(4) people who may be harmed because of their political viewpoints, or because of political viewpoints others may think they have;
(5) people who are members of a small group of individuals within their society that share life experiences (some examples include: family members of famous people; gay and lesbian individuals; wealthy individuals or families who own land or businesses; people who have testified in court);
(6) people who have suffered severe physical or mental abuses by agents of their home country’s government.
If you think you may qualify, remember that even though evidence is an important part of any case, you or your loved one should not decide you don’t have enough evidence without first consulting with an experienced immigration attorney. An experienced immigration attorney will discuss what kind of evidence you may be able to obtain and submit to an immigration judge to help win your case.

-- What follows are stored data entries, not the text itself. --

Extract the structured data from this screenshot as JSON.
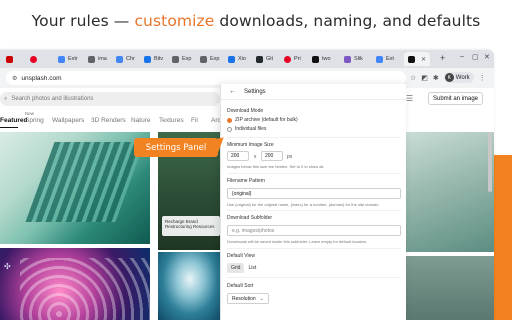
{
  "headline": {
    "prefix": "Your rules — ",
    "accent": "customize",
    "suffix": " downloads, naming, and defaults"
  },
  "browser": {
    "tabs": [
      {
        "label": "",
        "color": "#cc0000"
      },
      {
        "label": "",
        "color": "#e60023"
      },
      {
        "label": "Extr",
        "color": "#4285f4"
      },
      {
        "label": "ima",
        "color": "#5f6368"
      },
      {
        "label": "Chr",
        "color": "#4285f4"
      },
      {
        "label": "Bitv",
        "color": "#1a73e8"
      },
      {
        "label": "Exp",
        "color": "#5f6368"
      },
      {
        "label": "Exp",
        "color": "#5f6368"
      },
      {
        "label": "Xio",
        "color": "#1a73e8"
      },
      {
        "label": "Git",
        "color": "#24292e"
      },
      {
        "label": "Pri",
        "color": "#e60023"
      },
      {
        "label": "two",
        "color": "#111111"
      },
      {
        "label": "Slik",
        "color": "#7e57c2"
      },
      {
        "label": "Ext",
        "color": "#4285f4"
      },
      {
        "label": "",
        "color": "#111111"
      }
    ],
    "new_tab": "+",
    "url": "unsplash.com",
    "profile_initial": "K",
    "profile_label": "Work"
  },
  "site": {
    "search_placeholder": "Search photos and illustrations",
    "submit_label": "Submit an image",
    "categories": [
      "Featured",
      "Spring",
      "Wallpapers",
      "3D Renders",
      "Nature",
      "Textures",
      "Fil",
      "Arc"
    ],
    "new_badge": "New",
    "tile_tag": {
      "line1": "Recharge Brand",
      "line2": "Restructuring Resources"
    }
  },
  "settings": {
    "back": "←",
    "title": "Settings",
    "download_mode": {
      "label": "Download Mode",
      "options": [
        "ZIP archive (default for bulk)",
        "Individual files"
      ],
      "selected": 0
    },
    "min_size": {
      "label": "Minimum Image Size",
      "width": "200",
      "height": "200",
      "separator": "x",
      "unit": "px",
      "help": "Images below this size are hidden. Set to 0 to show all."
    },
    "filename": {
      "label": "Filename Pattern",
      "value": "{original}",
      "help": "Use {original} for the original name, {index} for a number, {domain} for the site domain."
    },
    "subfolder": {
      "label": "Download Subfolder",
      "placeholder": "e.g. images/photos",
      "help": "Downloads will be saved inside this subfolder. Leave empty for default location."
    },
    "default_view": {
      "label": "Default View",
      "options": [
        "Grid",
        "List"
      ],
      "selected": 0
    },
    "default_sort": {
      "label": "Default Sort",
      "value": "Resolution"
    }
  },
  "callout": "Settings Panel"
}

If you think you may qualify for asylum, the next question to ask is how long has it been since you have been outside the United States? If it has been less than one year, you may qualify to apply for asylum protection. If it has been more than a year since you have been outside the United States, but need to defend against a deportation, you could still qualify for the defense called: withholding of removal.
Withholding of Removal:
Withholding of removal is very similar to asylum. The main difference is you or your loved one can apply, even if it has been more than one year since you last entered the United States. In return for having this form of defense, immigration judges require more than they would for asylum.

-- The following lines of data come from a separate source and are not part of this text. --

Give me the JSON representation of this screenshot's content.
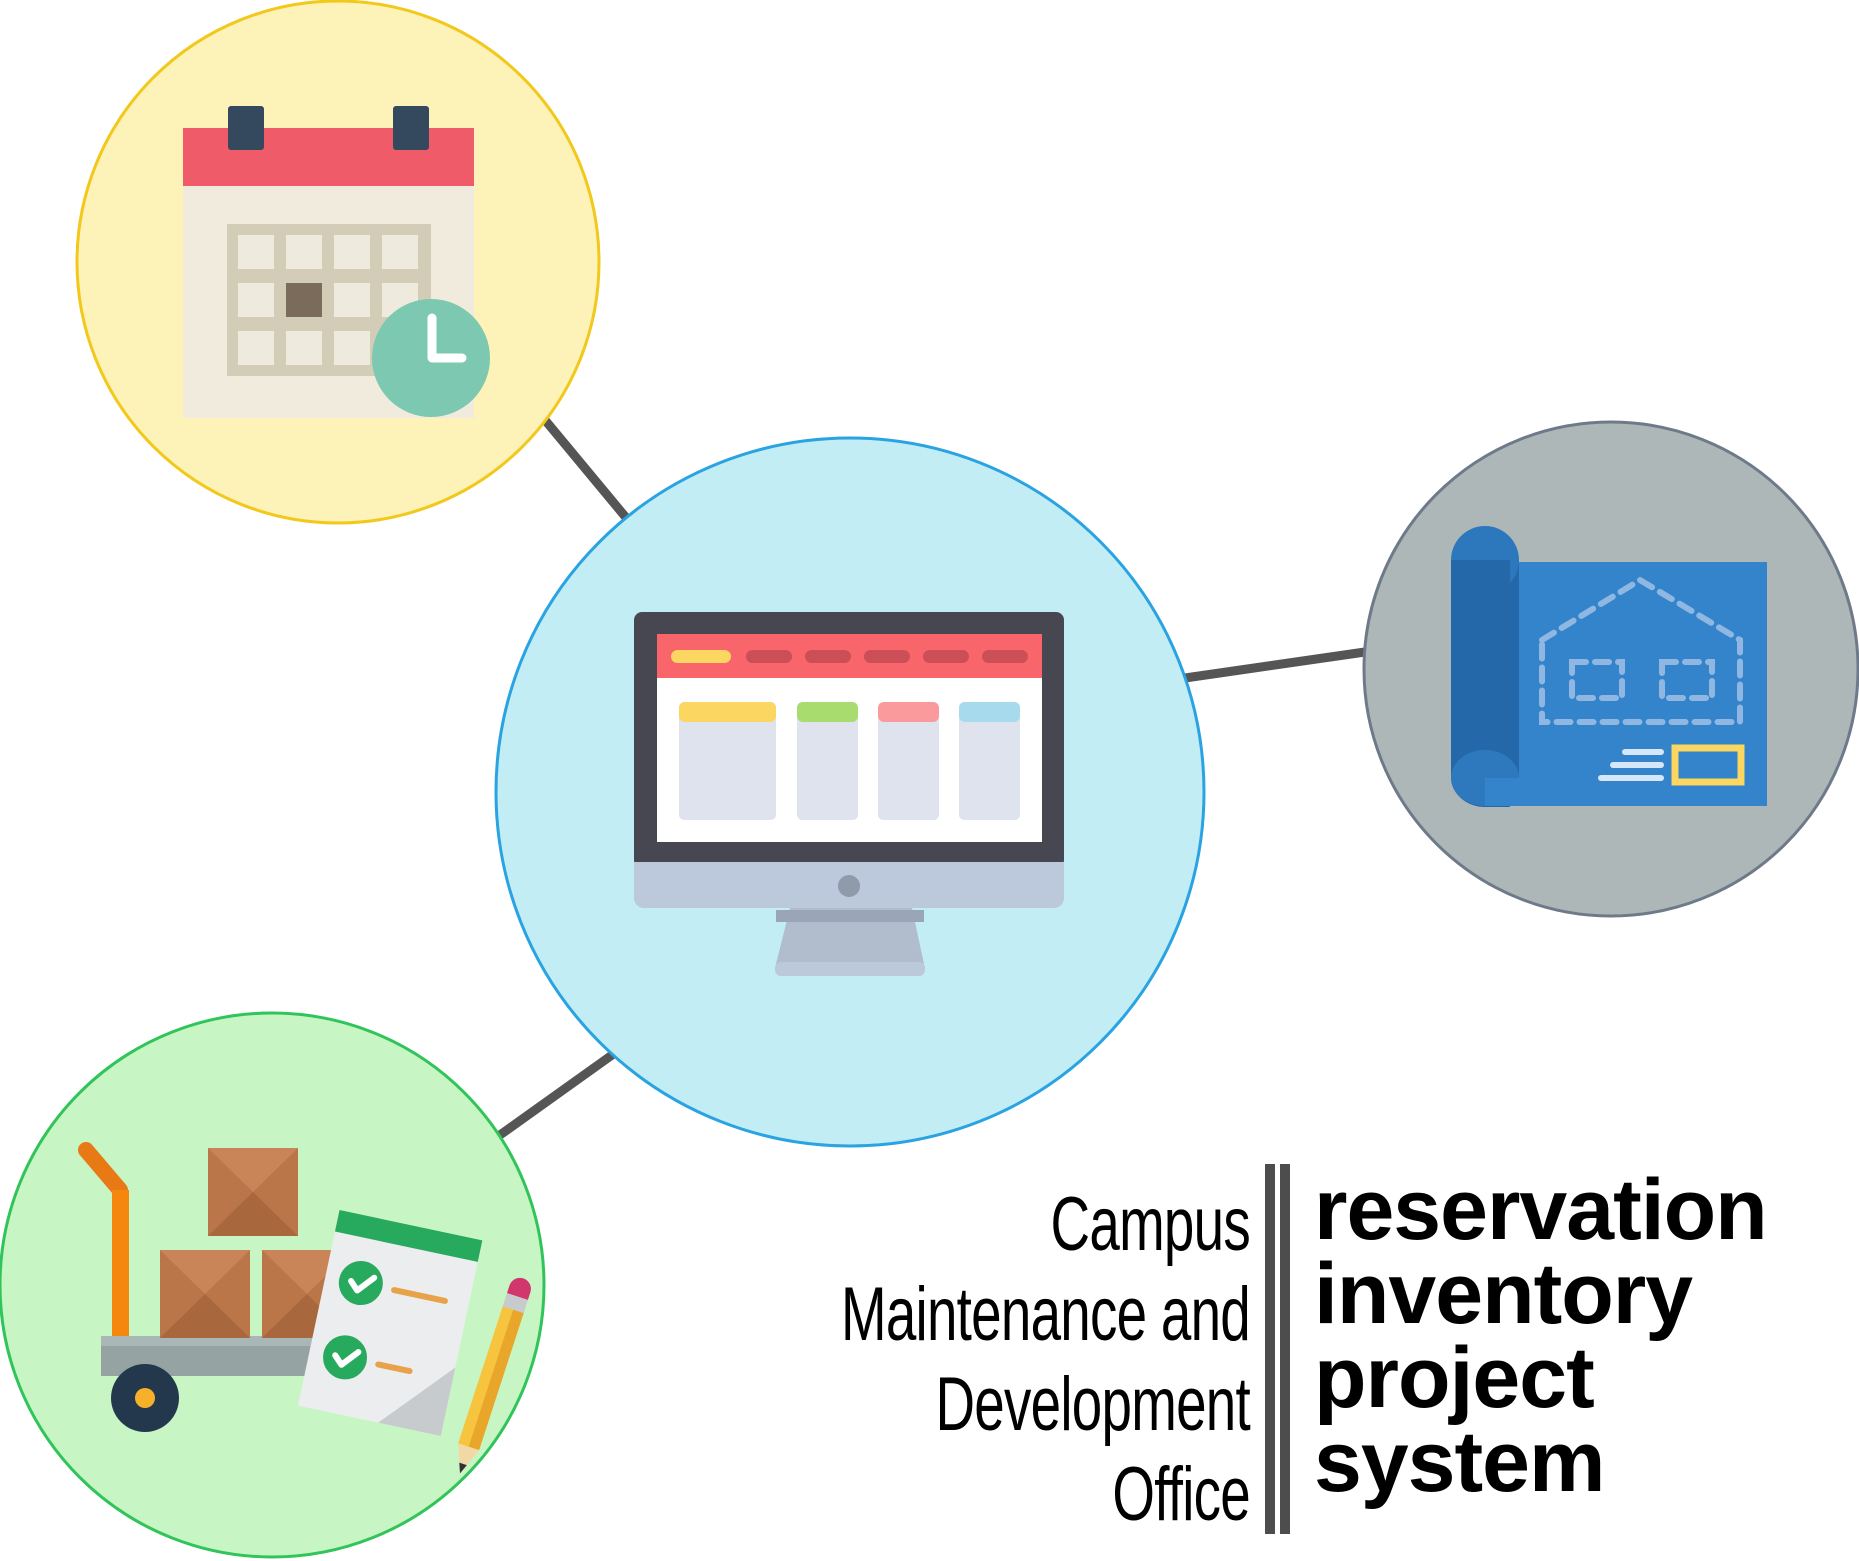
{
  "office": {
    "lines": [
      "Campus",
      "Maintenance and",
      "Development",
      "Office"
    ]
  },
  "system": {
    "lines": [
      "reservation",
      "inventory",
      "project",
      "system"
    ]
  },
  "nodes": {
    "center": {
      "icon": "computer-monitor-icon",
      "fill": "#c3edf5",
      "stroke": "#29a3e2"
    },
    "top_left": {
      "icon": "calendar-clock-icon",
      "fill": "#fdf2b8",
      "stroke": "#f2c81b"
    },
    "right": {
      "icon": "blueprint-icon",
      "fill": "#adb7b7",
      "stroke": "#6e7a8a"
    },
    "bottom_left": {
      "icon": "cart-checklist-icon",
      "fill": "#c8f5c4",
      "stroke": "#30c45a"
    }
  },
  "colors": {
    "connector": "#555555",
    "divider": "#4d4d4d",
    "text": "#000000"
  }
}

Sometimes, an experienced immigration attorney can provide legal arguments to a judge explaining why you are eligible for asylum, even though it has been more than a year since you last entered the United States.

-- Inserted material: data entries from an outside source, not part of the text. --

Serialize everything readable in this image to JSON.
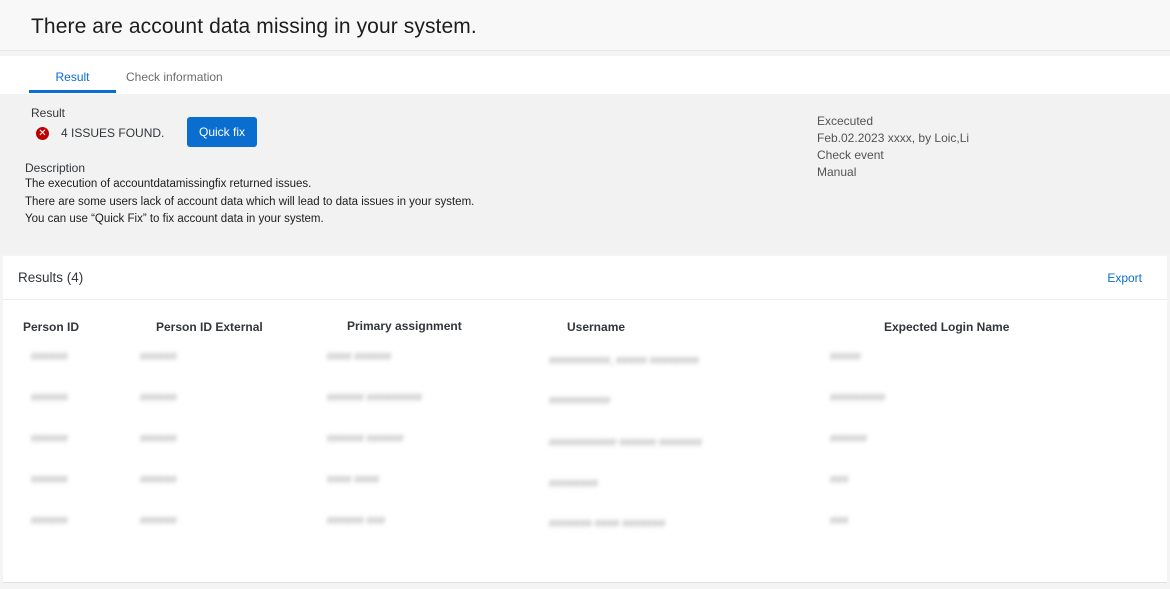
{
  "header": {
    "title": "There are account data missing in your system."
  },
  "tabs": [
    {
      "label": "Result",
      "selected": true
    },
    {
      "label": "Check information",
      "selected": false
    }
  ],
  "summary": {
    "result_label": "Result",
    "issues_text": "4 ISSUES FOUND.",
    "status_icon": "error-circle-icon",
    "quick_fix_label": "Quick fix",
    "description_label": "Description",
    "description_lines": [
      "The execution of accountdatamissingfix returned issues.",
      "There are some users lack of account data which will lead to data issues in your system.",
      "You can use “Quick Fix” to fix account data in your system."
    ],
    "execution": {
      "executed_label": "Excecuted",
      "executed_value": "Feb.02.2023 xxxx, by Loic,Li",
      "event_label": "Check event",
      "event_value": "Manual"
    }
  },
  "results": {
    "title": "Results (4)",
    "export_label": "Export",
    "columns": [
      "Person ID",
      "Person ID External",
      "Primary assignment",
      "Username",
      "Expected Login Name"
    ],
    "rows": [
      [
        "######",
        "######",
        "#### ######",
        "##########, ##### ########",
        "#####"
      ],
      [
        "######",
        "######",
        "###### #########",
        "##########",
        "#########"
      ],
      [
        "######",
        "######",
        "###### ######",
        "########### ###### #######",
        "######"
      ],
      [
        "######",
        "######",
        "#### ####",
        "########",
        "###"
      ],
      [
        "######",
        "######",
        "###### ###",
        "####### #### #######",
        "###"
      ]
    ]
  },
  "colors": {
    "accent": "#0a6ed1",
    "error": "#bb0000"
  }
}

First, when your personal situation has changed in a way that now makes the thought of returning to your home country terrifying. For example, while you were present in the United States, a family member was elected to be mayor of a city in your home country, and as a result of this public position, your family has received threats or has been harmed.
Second, the situation in your country has changed to make the thought of returning terrifying. For example, a law prohibiting gay or lesbian marriage was implemented and you are married to a same-sex individual.